Anita Berber, die zwischendurch zugekokst und betrunken umherschwankt, hat immerhin mehrere Auftritte. Die Rolle der Dietrich, die passend zu ihrem Status als Megastar buchstäblich hereinschwebt und der ein Verhältnis mit der Skandaltänzerin angedichtet wird, ist im Vergleich zur ersten Inszenierung glamouröser angelegt. Nach ein paar hintereinander gesungenen Liedern verschwindet sie auf Nimmerwiedersehen in die USA.
Abwechslungsreiche Choreografien und authentische Abbildungen der Zeit
Unterschiedliche Tänze wie Charleston, Lindy Hop, Foxtrott und Swing, zur Musik des Orchesters ausgezeichnet getanzt nach der Choreografie von Matt Cole, finden ebenso ihren Platz in der Show wie das jazzige „Puttin' on the Ritz“ und die Moritat von Mackie Messer. Auch wenn es für Abwechslung sorgt, wirkt es beliebig, dass der Zuschauer am Anfang des zweiten Akts unvermittelt an den Wolfgangsee versetzt wird, in die Welt von Ralph Benatzkys „Im weißen Rößl“, wo in Dirndl und Lederhose gejuchzt und geschunkelt wird.
Der Bezug zum Berlin jener wilden Jahre? Dort wurde das österreichische Singspiel uraufgeführt – allerdings erst 1930. Das liegt noch im zeitlichen Rahmen, denn als gefühltes Ende der Goldenen Zwanziger wird die Machtergreifung der Nazis genommen. Bemühen sich Autor und Regisseur Christoph Biermeier und Co-Autor Thomas Lienenlüke um authentische Abbildung der Zeit, indem sie beispielsweise eine Fülle von Originalzitaten einbauen, so streuen sie doch gelegentlich Anspielungen auf die Gegenwart ein.

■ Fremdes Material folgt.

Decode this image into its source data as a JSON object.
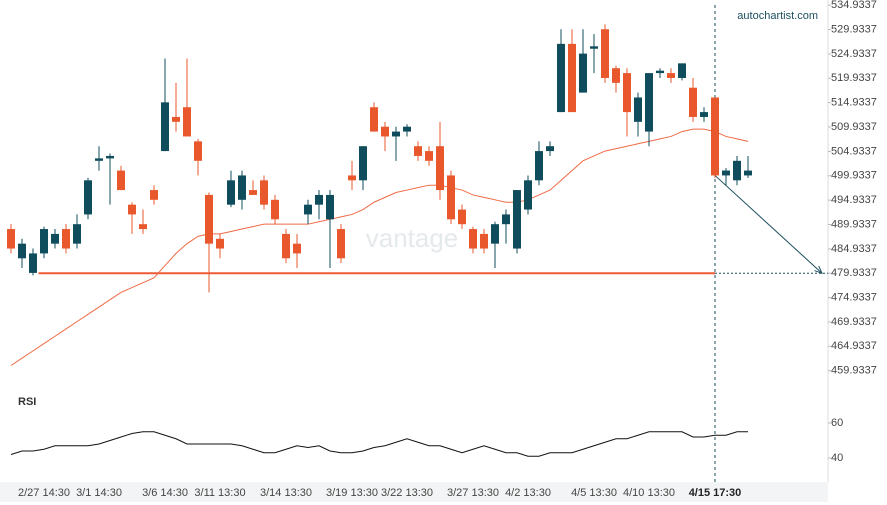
{
  "chart_data": [
    {
      "type": "candlestick",
      "source": "autochartist.com",
      "watermark": "vantage",
      "categories": [
        null,
        null,
        null,
        "2/27 14:30",
        null,
        null,
        null,
        null,
        "3/1 14:30",
        null,
        null,
        null,
        null,
        null,
        "3/6 14:30",
        null,
        null,
        null,
        null,
        "3/11 13:30",
        null,
        null,
        null,
        null,
        null,
        "3/14 13:30",
        null,
        null,
        null,
        null,
        null,
        "3/19 13:30",
        null,
        null,
        null,
        null,
        "3/22 13:30",
        null,
        null,
        null,
        null,
        null,
        "3/27 13:30",
        null,
        null,
        null,
        null,
        "4/2 13:30",
        null,
        null,
        null,
        null,
        null,
        "4/5 13:30",
        null,
        null,
        null,
        null,
        "4/10 13:30",
        null,
        null,
        null,
        null,
        null,
        "4/15 17:30",
        null,
        null,
        null
      ],
      "highlight_category": 64,
      "open": [
        489,
        483,
        480,
        484,
        486,
        489,
        486,
        492,
        503,
        503.5,
        501,
        494,
        490,
        497,
        505,
        512,
        514,
        507,
        496,
        487,
        494,
        495,
        497,
        499,
        495,
        488,
        486,
        492,
        494,
        491,
        489,
        500,
        499,
        514,
        510,
        508,
        509,
        506,
        505,
        506,
        500,
        493,
        489,
        488,
        486,
        490,
        485,
        493,
        499,
        505,
        513,
        527,
        517,
        526,
        530,
        522,
        521,
        511,
        509,
        521,
        521,
        520,
        518,
        512,
        516,
        500,
        499,
        500
      ],
      "high": [
        490,
        487,
        485,
        489.5,
        489,
        490,
        492,
        499.5,
        506,
        504.5,
        502,
        494.5,
        493,
        498,
        524,
        519,
        524,
        507.5,
        496.5,
        488,
        501,
        501,
        499,
        500,
        496,
        489,
        488,
        495,
        497,
        497,
        490,
        503,
        506,
        515,
        511,
        510,
        510.5,
        507,
        506,
        511,
        501,
        494,
        489.5,
        489,
        490.5,
        493,
        497,
        500,
        507,
        507,
        530,
        530,
        530,
        529,
        531,
        522.5,
        522,
        517,
        521,
        522,
        522,
        523,
        520,
        514,
        516,
        501.5,
        504,
        504
      ],
      "low": [
        484,
        481,
        479.5,
        483,
        485,
        484,
        485,
        491,
        501,
        494,
        497,
        488,
        488,
        494,
        505,
        509,
        508,
        500,
        476,
        483,
        493.5,
        493,
        496,
        493,
        490,
        482,
        481,
        490,
        491,
        481,
        482,
        497,
        497,
        509,
        505,
        503,
        508,
        503,
        502,
        495,
        490,
        489,
        484,
        484,
        481,
        486,
        484,
        492,
        498,
        504,
        513,
        513,
        517,
        521,
        519,
        517,
        508,
        508,
        506,
        520,
        519,
        519.5,
        511,
        511,
        499.5,
        498,
        498,
        499.5
      ],
      "close": [
        485,
        486,
        484,
        489,
        488,
        485,
        490,
        499,
        503.5,
        504,
        497,
        492,
        489,
        495,
        515,
        511,
        508,
        503,
        486,
        485,
        499,
        500,
        496,
        494,
        491,
        483,
        484,
        494,
        496,
        496,
        483,
        499,
        506,
        509,
        508,
        509,
        510,
        504,
        503,
        497,
        491,
        490,
        485,
        485,
        490,
        492,
        497,
        499,
        505,
        506,
        527,
        513,
        525,
        526.5,
        520,
        519,
        513,
        516,
        521,
        521.5,
        520,
        523,
        512,
        513,
        500,
        501,
        503,
        501
      ],
      "moving_average": [
        461,
        462.5,
        464,
        465.5,
        467,
        468.5,
        470,
        471.5,
        473,
        474.5,
        476,
        477,
        478,
        479,
        481.5,
        484,
        486,
        487.5,
        488,
        488,
        488.5,
        489,
        489.5,
        490,
        490,
        490,
        490,
        490,
        490.5,
        491,
        491.5,
        492,
        493,
        494.5,
        495.5,
        496.5,
        497,
        497.5,
        498,
        498,
        497.5,
        497,
        496,
        495.5,
        495,
        494.5,
        494.5,
        495,
        496,
        497,
        499,
        501,
        503,
        504,
        505,
        505.5,
        506,
        506.5,
        507,
        507.5,
        508,
        509,
        509.5,
        509.5,
        509,
        508,
        507.5,
        507
      ],
      "up_color": "#0f4c5c",
      "down_color": "#e8582c",
      "ma_color": "#ef6a45",
      "level": 479.9337,
      "level_color": "#ef5a36",
      "ylim": [
        457,
        536
      ],
      "yticks": [
        534.9337,
        529.9337,
        524.9337,
        519.9337,
        514.9337,
        509.9337,
        504.9337,
        499.9337,
        494.9337,
        489.9337,
        484.9337,
        479.9337,
        474.9337,
        469.9337,
        464.9337,
        459.9337
      ]
    },
    {
      "type": "line",
      "title": "RSI",
      "color": "#111111",
      "values": [
        42,
        44,
        44,
        45,
        47,
        47,
        47,
        47,
        48,
        50,
        52,
        54,
        55,
        55,
        53,
        51,
        48,
        48,
        48,
        48,
        48,
        47,
        45,
        43,
        43,
        45,
        47,
        46,
        47,
        44,
        43,
        43,
        44,
        46,
        47,
        49,
        51,
        49,
        47,
        47,
        45,
        43,
        45,
        47,
        45,
        43,
        43,
        41,
        41,
        43,
        43,
        43,
        45,
        47,
        49,
        51,
        51,
        53,
        55,
        55,
        55,
        55,
        52,
        52,
        53,
        53,
        55,
        55
      ],
      "ylim": [
        28,
        76
      ],
      "yticks": [
        60,
        40
      ]
    }
  ]
}
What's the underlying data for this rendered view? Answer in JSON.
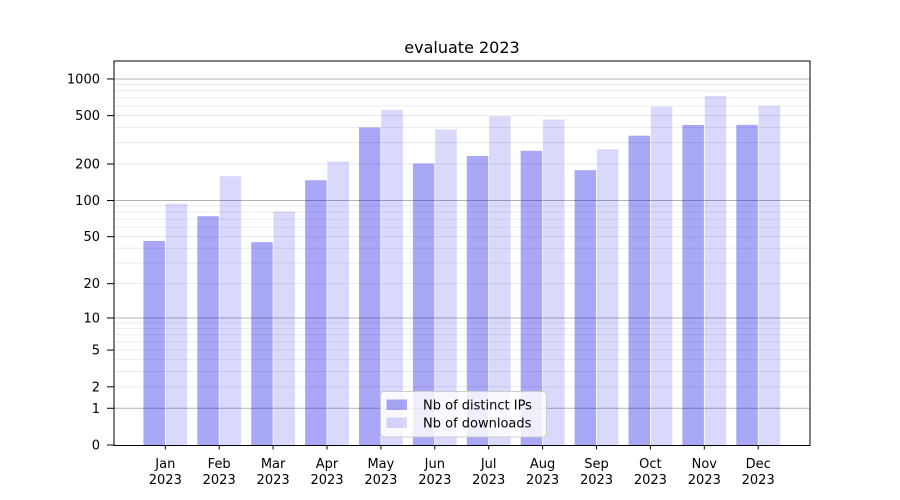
{
  "chart_data": {
    "type": "bar",
    "title": "evaluate 2023",
    "categories": [
      "Jan",
      "Feb",
      "Mar",
      "Apr",
      "May",
      "Jun",
      "Jul",
      "Aug",
      "Sep",
      "Oct",
      "Nov",
      "Dec"
    ],
    "x_tick_second_line": "2023",
    "series": [
      {
        "name": "Nb of distinct IPs",
        "color": "rgba(0,0,230,0.34)",
        "values": [
          46,
          74,
          45,
          147,
          400,
          202,
          233,
          257,
          178,
          342,
          419,
          420
        ]
      },
      {
        "name": "Nb of downloads",
        "color": "rgba(0,0,230,0.15)",
        "values": [
          94,
          159,
          81,
          210,
          557,
          386,
          494,
          464,
          265,
          592,
          725,
          602
        ]
      }
    ],
    "yscale": "log1p",
    "y_ticks": [
      0,
      1,
      2,
      5,
      10,
      20,
      50,
      100,
      200,
      500,
      1000
    ],
    "ylim": [
      0,
      1400
    ],
    "grid": true,
    "legend_position": "lower-center",
    "colors": {
      "major_grid": "#b3b3b3",
      "minor_grid": "#e9e9e9",
      "axis": "#000000",
      "legend_border": "#cccccc",
      "legend_bg": "rgba(255,255,255,0.8)"
    }
  }
}
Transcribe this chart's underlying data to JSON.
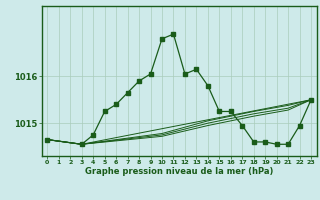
{
  "xlabel": "Graphe pression niveau de la mer (hPa)",
  "background_color": "#ceeaea",
  "grid_color": "#aaccbb",
  "line_color": "#1a5c1a",
  "xlim": [
    -0.5,
    23.5
  ],
  "ylim": [
    1014.3,
    1017.5
  ],
  "yticks": [
    1015,
    1016
  ],
  "xticks": [
    0,
    1,
    2,
    3,
    4,
    5,
    6,
    7,
    8,
    9,
    10,
    11,
    12,
    13,
    14,
    15,
    16,
    17,
    18,
    19,
    20,
    21,
    22,
    23
  ],
  "series1": [
    [
      0,
      1014.65
    ],
    [
      3,
      1014.55
    ],
    [
      4,
      1014.75
    ],
    [
      5,
      1015.25
    ],
    [
      6,
      1015.4
    ],
    [
      7,
      1015.65
    ],
    [
      8,
      1015.9
    ],
    [
      9,
      1016.05
    ],
    [
      10,
      1016.8
    ],
    [
      11,
      1016.9
    ],
    [
      12,
      1016.05
    ],
    [
      13,
      1016.15
    ],
    [
      14,
      1015.8
    ],
    [
      15,
      1015.25
    ],
    [
      16,
      1015.25
    ],
    [
      17,
      1014.95
    ],
    [
      18,
      1014.6
    ],
    [
      19,
      1014.6
    ],
    [
      20,
      1014.55
    ],
    [
      21,
      1014.55
    ],
    [
      22,
      1014.95
    ],
    [
      23,
      1015.5
    ]
  ],
  "series2": [
    [
      0,
      1014.65
    ],
    [
      3,
      1014.55
    ],
    [
      23,
      1015.5
    ]
  ],
  "series3": [
    [
      0,
      1014.65
    ],
    [
      3,
      1014.55
    ],
    [
      10,
      1014.78
    ],
    [
      14,
      1015.05
    ],
    [
      18,
      1015.25
    ],
    [
      21,
      1015.38
    ],
    [
      23,
      1015.5
    ]
  ],
  "series4": [
    [
      0,
      1014.65
    ],
    [
      3,
      1014.55
    ],
    [
      10,
      1014.75
    ],
    [
      14,
      1015.0
    ],
    [
      18,
      1015.2
    ],
    [
      21,
      1015.32
    ],
    [
      23,
      1015.5
    ]
  ],
  "series5": [
    [
      0,
      1014.65
    ],
    [
      3,
      1014.55
    ],
    [
      10,
      1014.72
    ],
    [
      14,
      1014.95
    ],
    [
      18,
      1015.15
    ],
    [
      21,
      1015.28
    ],
    [
      23,
      1015.5
    ]
  ]
}
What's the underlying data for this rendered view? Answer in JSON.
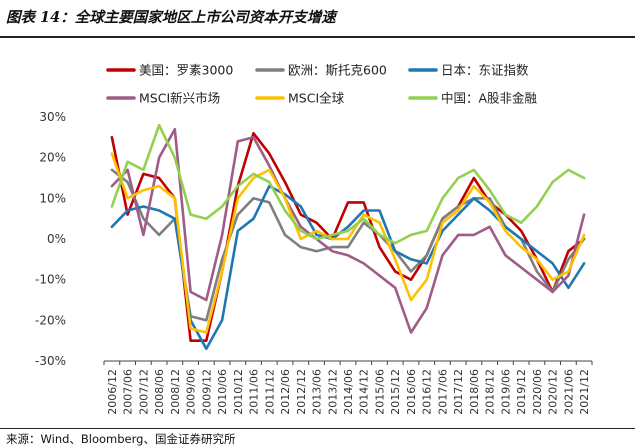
{
  "header": {
    "title": "图表 14：全球主要国家地区上市公司资本开支增速"
  },
  "footer": {
    "source": "来源：Wind、Bloomberg、国金证券研究所"
  },
  "chart_data": {
    "type": "line",
    "title": "全球主要国家地区上市公司资本开支增速",
    "xlabel": "",
    "ylabel": "",
    "ylim": [
      -30,
      30
    ],
    "yticks": [
      -30,
      -20,
      -10,
      0,
      10,
      20,
      30
    ],
    "ytick_labels": [
      "-30%",
      "-20%",
      "-10%",
      "0%",
      "10%",
      "20%",
      "30%"
    ],
    "x": [
      "2006/12",
      "2007/06",
      "2007/12",
      "2008/06",
      "2008/12",
      "2009/06",
      "2009/12",
      "2010/06",
      "2010/12",
      "2011/06",
      "2011/12",
      "2012/06",
      "2012/12",
      "2013/06",
      "2013/12",
      "2014/06",
      "2014/12",
      "2015/06",
      "2015/12",
      "2016/06",
      "2016/12",
      "2017/06",
      "2017/12",
      "2018/06",
      "2018/12",
      "2019/06",
      "2019/12",
      "2020/06",
      "2020/12",
      "2021/06",
      "2021/12"
    ],
    "legend_position": "top",
    "series": [
      {
        "name": "美国：罗素3000",
        "color": "#c00000",
        "values": [
          25,
          6,
          16,
          15,
          10,
          -25,
          -25,
          -8,
          13,
          26,
          21,
          14,
          6,
          4,
          0,
          9,
          9,
          -2,
          -8,
          -10,
          -4,
          5,
          8,
          15,
          9,
          6,
          2,
          -5,
          -13,
          -3,
          0
        ]
      },
      {
        "name": "欧洲：斯托克600",
        "color": "#7f7f7f",
        "values": [
          17,
          14,
          5,
          1,
          5,
          -19,
          -20,
          -5,
          6,
          10,
          9,
          1,
          -2,
          -3,
          -2,
          -2,
          4,
          1,
          -3,
          -8,
          -4,
          5,
          8,
          10,
          10,
          3,
          0,
          -8,
          -13,
          -5,
          0
        ]
      },
      {
        "name": "日本：东证指数",
        "color": "#1f77b4",
        "values": [
          3,
          7,
          8,
          7,
          5,
          -20,
          -27,
          -20,
          2,
          5,
          13,
          11,
          8,
          1,
          0,
          3,
          7,
          7,
          -3,
          -5,
          -6,
          2,
          6,
          10,
          7,
          3,
          0,
          -3,
          -6,
          -12,
          -6
        ]
      },
      {
        "name": "MSCI新兴市场",
        "color": "#9e5c87",
        "values": [
          13,
          17,
          1,
          20,
          27,
          -13,
          -15,
          1,
          24,
          25,
          18,
          10,
          3,
          0,
          -3,
          -4,
          -6,
          -9,
          -12,
          -23,
          -17,
          -4,
          1,
          1,
          3,
          -4,
          -7,
          -10,
          -13,
          -9,
          6
        ]
      },
      {
        "name": "MSCI全球",
        "color": "#ffc000",
        "values": [
          21,
          10,
          12,
          13,
          10,
          -22,
          -23,
          -8,
          10,
          15,
          17,
          10,
          0,
          2,
          0,
          0,
          6,
          4,
          -5,
          -15,
          -10,
          4,
          7,
          13,
          9,
          2,
          -2,
          -5,
          -10,
          -8,
          1
        ]
      },
      {
        "name": "中国：A股非金融",
        "color": "#92d050",
        "values": [
          8,
          19,
          17,
          28,
          20,
          6,
          5,
          8,
          13,
          16,
          14,
          7,
          2,
          0,
          1,
          2,
          5,
          1,
          -1,
          1,
          2,
          10,
          15,
          17,
          12,
          6,
          4,
          8,
          14,
          17,
          15
        ]
      }
    ]
  }
}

Tickets für die Aufführung in der Kölner Philharmonie
„Wir werden euch jagen“, tönt der Nazi auf der Bühne und zitiert damit AfD-Politiker Alexander Gauland. Mit dem Anliegen, Gesellschaftskritik zu üben, wäre die Revue allerdings überfrachtet. Es geht in erster Linie um Unterhaltung. Um sie nicht zu sehr zu trüben, haben sich die düsteren Wolken am Ende zu verziehen. „Wir sind ein kommerzielles Theater und wollen, dass die Leute mit einem guten Gefühl nach Hause gehen“, sagte nach der Premiere der zweiten Inszenierung Produzent Ralf Kokemüller von Mehr-BB Entertainment.
„Berlin Berlin – Die große Show der Goldenen 20er Jahre“ gastiert vom 28. Juni bis zum 2. Juli in der Philharmonie. Die Ticketpreise beginnen bei 39,50 Euro, zuzüglich Gebühren an der Vorverkaufsstelle. Der Autor besuchte auf Einladung von BB Promotion die Premiere am 10. Dezember 2021 im Admiralspalast in Berlin.